TOMOGRAPHY ACROSS THE SCALES: A PROBLEM AT THE LOW END OF THE SCALE

by Fabian Hinterer, JKU Linz, Austria

My name is Fabian Hinterer and I will soon start my PhD in Linz as part of the SFB project “Tomography across the scales”. I was fortunate to already be involved in this project as a Masters student allowing me a small headstart into the very exciting subproject called “Ultra-high resolution microscopy”!

In single molecule microscopy, the resolution of an image is limited by the diffraction limit of the light. An example, where this becomes a problem is when we try to image small details on a cell. In particular, let’s assume we want to find out the locations of proteins on the surface of a cell. One can attach fluorescent chemical markers to these proteins and then image the emitting light. However, in the resulting microscopy image we have no chance to determine any locations! The reason is that the microscopy cannot image a point source (such as the marker attached to the protein) with pinpoint precision: The point source gets spreaded and blurred. In our example, the light from multiple emitters is merged and, making individual emitters indistinguishable. Overcoming the diffraction limit by various tricks leads to ultra-high resolution microscopy. One possible approach is to collect a large number of microscopy images, with each image containing just one (or a few) activated fluorescent markers. The idea is that the illuminated areas then don’t overlap and we can localize the proteins more easily.
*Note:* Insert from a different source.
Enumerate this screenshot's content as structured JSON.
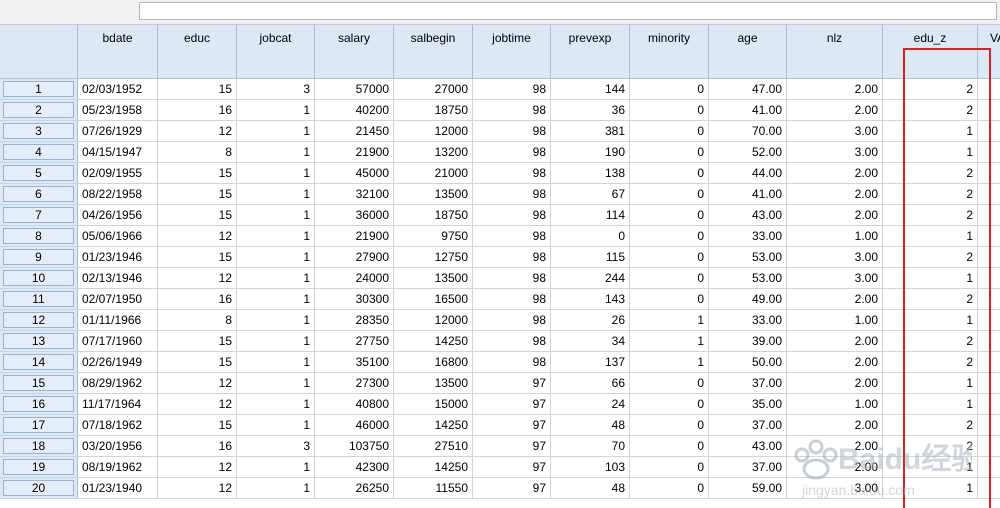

Image 1: Three example images showing the non-overlapping illuminated areas

The task of getting useful microscopy images is a molecular biology problem that is handled by colleagues from TU Vienna. The step from microscopy images to obtaining localizations is then the actual mathematical problem that will be my main research area for the forseeable future. A difficulty can immediately be spotted in Image 1: It is not always completely clear if an illuminated area corresponds to signal or is just background noise. There exist various mathematical techniques to remove this background noise. Depending on the value of a threshold in this denoising procedures, we can control, how much of the background gets removed. Image 2 provides an illustration of this effect.

Image 2: Effect of different treshold values on the amount of localized proteins. The center of each circle corresponds to a localization. The larger the treshold is selected, the less proteins are found. Which value resembles reality the most closely? Ask biologists!